I read John Yoo’s case for keeping Senator Orrin Hatch (R., Utah) with interest because I have no strong views on the matter. Yoo makes the case that Hatch has done a lot for conservatives. I agree. Hatch can be quite an effective spokesman; he has the whole more-in-sorrow-than-in-anger form of rebuking his opponents down pat. On the other hand, I don’t know if I buy that Antonin Scalia would not have been confirmed without Hatch’s assistance. The first Italian-American justice won the votes of 98 senators, after all.

Anyway, what I found unsatisfying in Yoo’s case was his failure to mention* the other side of the ledger.
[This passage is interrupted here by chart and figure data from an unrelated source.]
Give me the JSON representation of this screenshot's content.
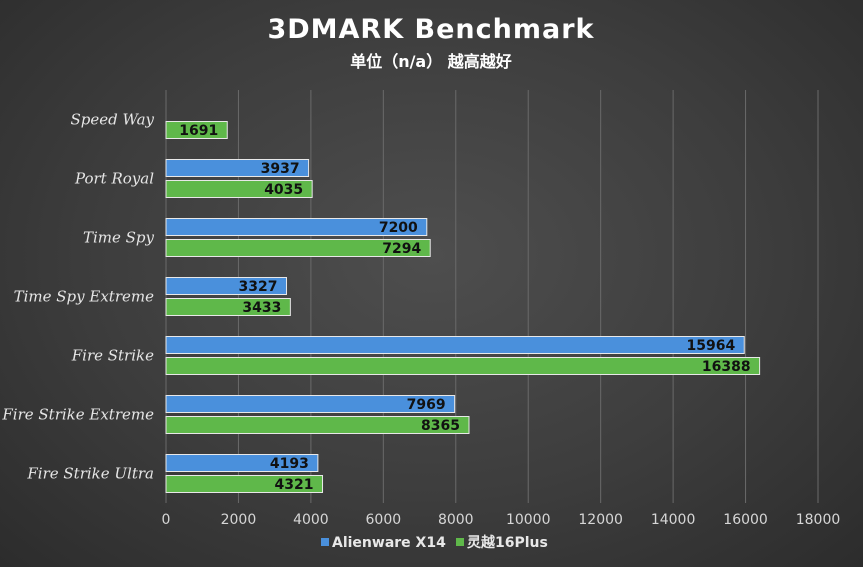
{
  "colors": {
    "series_a": "#4a90dc",
    "series_b": "#5fb84a",
    "bar_stroke": "#e8e8e8"
  },
  "chart_data": {
    "type": "bar",
    "orientation": "horizontal",
    "title": "3DMARK Benchmark",
    "subtitle": "单位（n/a） 越高越好",
    "categories": [
      "Speed Way",
      "Port Royal",
      "Time Spy",
      "Time Spy Extreme",
      "Fire Strike",
      "Fire Strike Extreme",
      "Fire Strike Ultra"
    ],
    "series": [
      {
        "name": "Alienware X14",
        "color": "#4a90dc",
        "values": [
          null,
          3937,
          7200,
          3327,
          15964,
          7969,
          4193
        ]
      },
      {
        "name": "灵越16Plus",
        "color": "#5fb84a",
        "values": [
          1691,
          4035,
          7294,
          3433,
          16388,
          8365,
          4321
        ]
      }
    ],
    "xlim": [
      0,
      18000
    ],
    "xticks": [
      0,
      2000,
      4000,
      6000,
      8000,
      10000,
      12000,
      14000,
      16000,
      18000
    ],
    "grid": true,
    "legend_position": "bottom",
    "xlabel": "",
    "ylabel": ""
  }
}
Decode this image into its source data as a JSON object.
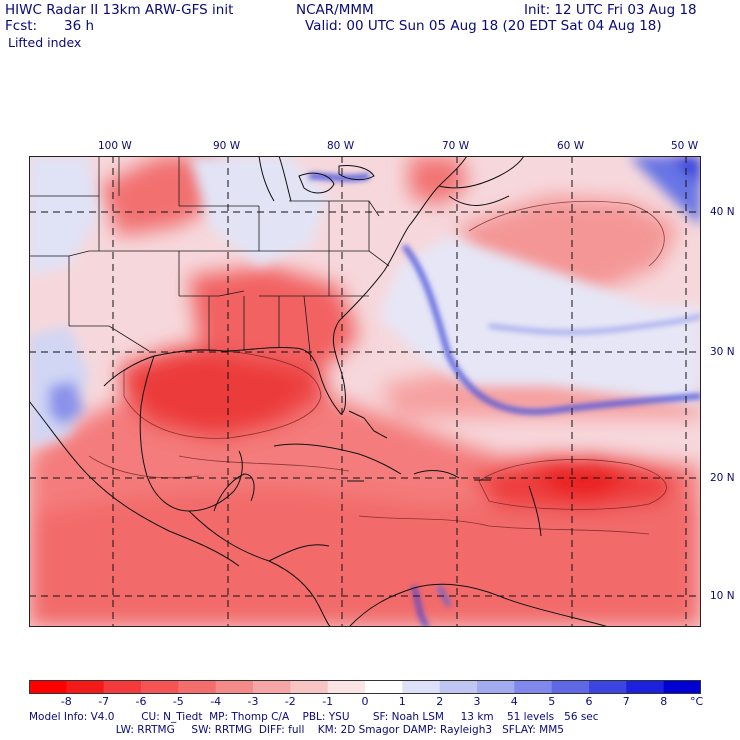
{
  "header": {
    "title": "HIWC Radar II 13km ARW-GFS init",
    "org": "NCAR/MMM",
    "init": "Init: 12 UTC Fri 03 Aug 18",
    "fcst_label": "Fcst:",
    "fcst_value": "36 h",
    "valid": "Valid: 00 UTC Sun 05 Aug 18 (20 EDT Sat 04 Aug 18)",
    "field": "Lifted index"
  },
  "map": {
    "lon_labels": [
      "100 W",
      "90 W",
      "80 W",
      "70 W",
      "60 W",
      "50 W"
    ],
    "lat_labels": [
      "40 N",
      "30 N",
      "20 N",
      "10 N"
    ],
    "colors": {
      "border": "#1a1a1a",
      "grid": "#111111",
      "neutral": "#f8f2f4",
      "blue_band": "#4a52dc",
      "light_blue": "#d6dcf6",
      "red_mid": "#f46a6a",
      "red_light": "#f7a3a3",
      "red_deep": "#ef2a2a"
    }
  },
  "colorbar": {
    "unit": "°C",
    "labels": [
      "-8",
      "-7",
      "-6",
      "-5",
      "-4",
      "-3",
      "-2",
      "-1",
      "0",
      "1",
      "2",
      "3",
      "4",
      "5",
      "6",
      "7",
      "8"
    ],
    "colors": [
      "#ff0000",
      "#f41a1a",
      "#f43a3a",
      "#f45454",
      "#f46e6e",
      "#f48a8a",
      "#f6a6a6",
      "#f8c4c4",
      "#fbe4e4",
      "#ffffff",
      "#dce0f8",
      "#c0c6f4",
      "#a2aaf0",
      "#8088ec",
      "#6068e6",
      "#3c44e2",
      "#1c22dc",
      "#0000d2"
    ]
  },
  "info": {
    "line1": "Model Info: V4.0        CU: N_Tiedt  MP: Thomp C/A    PBL: YSU       SF: Noah LSM     13 km    51 levels   56 sec",
    "line2": "                          LW: RRTMG     SW: RRTMG  DIFF: full    KM: 2D Smagor DAMP: Rayleigh3   SFLAY: MM5"
  }
}
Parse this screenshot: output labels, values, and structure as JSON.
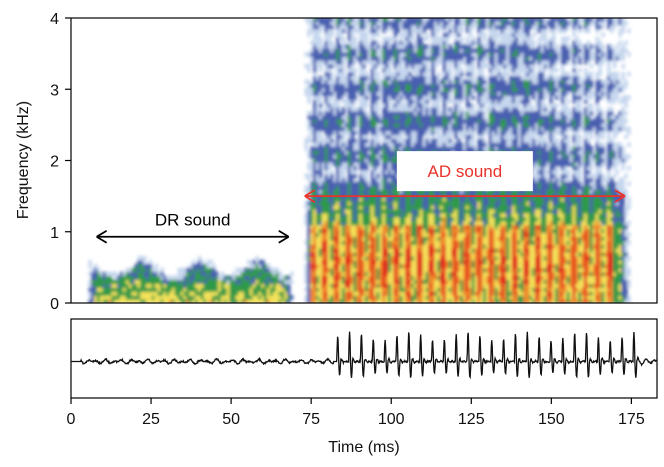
{
  "chart_data": [
    {
      "type": "heatmap",
      "subtype": "spectrogram",
      "xlabel": "",
      "ylabel": "Frequency (kHz)",
      "xlim": [
        0,
        183
      ],
      "ylim": [
        0,
        4
      ],
      "yticks": [
        0,
        1,
        2,
        3,
        4
      ],
      "color_scale": [
        "#ffffff",
        "#c6d7ee",
        "#4a5fb0",
        "#2f9a4a",
        "#f3e25a",
        "#f08a2a",
        "#e2261f"
      ],
      "regions": [
        {
          "name": "DR sound",
          "x_range": [
            5,
            69
          ],
          "freq_max_khz": 0.6,
          "peak_intensity": "medium"
        },
        {
          "name": "AD sound",
          "x_range": [
            73,
            175
          ],
          "freq_max_khz": 4,
          "peak_intensity": "high",
          "high_band_khz": [
            0.1,
            1.1
          ]
        }
      ],
      "annotations": [
        {
          "text": "DR sound",
          "arrow_x": [
            8,
            68
          ],
          "y": 0.93,
          "color": "#000000"
        },
        {
          "text": "AD sound",
          "arrow_x": [
            73,
            173
          ],
          "y": 1.5,
          "color": "#e8322a"
        }
      ]
    },
    {
      "type": "line",
      "subtype": "waveform",
      "xlabel": "Time (ms)",
      "ylabel": "",
      "xlim": [
        0,
        183
      ],
      "xticks": [
        0,
        25,
        50,
        75,
        100,
        125,
        150,
        175
      ],
      "pulses": {
        "start_ms": 83,
        "end_ms": 177,
        "period_ms": 3.7
      },
      "noise_region_ms": [
        0,
        82
      ]
    }
  ]
}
Hatch was a co-sponsor of immigration bills most conservatives oppose; he teamed up with Ted Kennedy to create the S-Chip entitlement; he supported the nominations of Justices Breyer and Ginsburg along with those of many lower-court liberals; and so on. Now there may be good defenses of some of these positions, and Hatch’s record has gotten better in recent years (especially since he saw his colleague Bob Bennett lose his seat). But I read Yoo’s article to imply that only purist nuts have reservations about Hatch—and that’s just false.

* Update: Yoo did have a sentence specifying a few of the conservative objections, so I shouldn’t have said that he didn’t mention them. But I don’t think he can be said to have dealt with them adequately.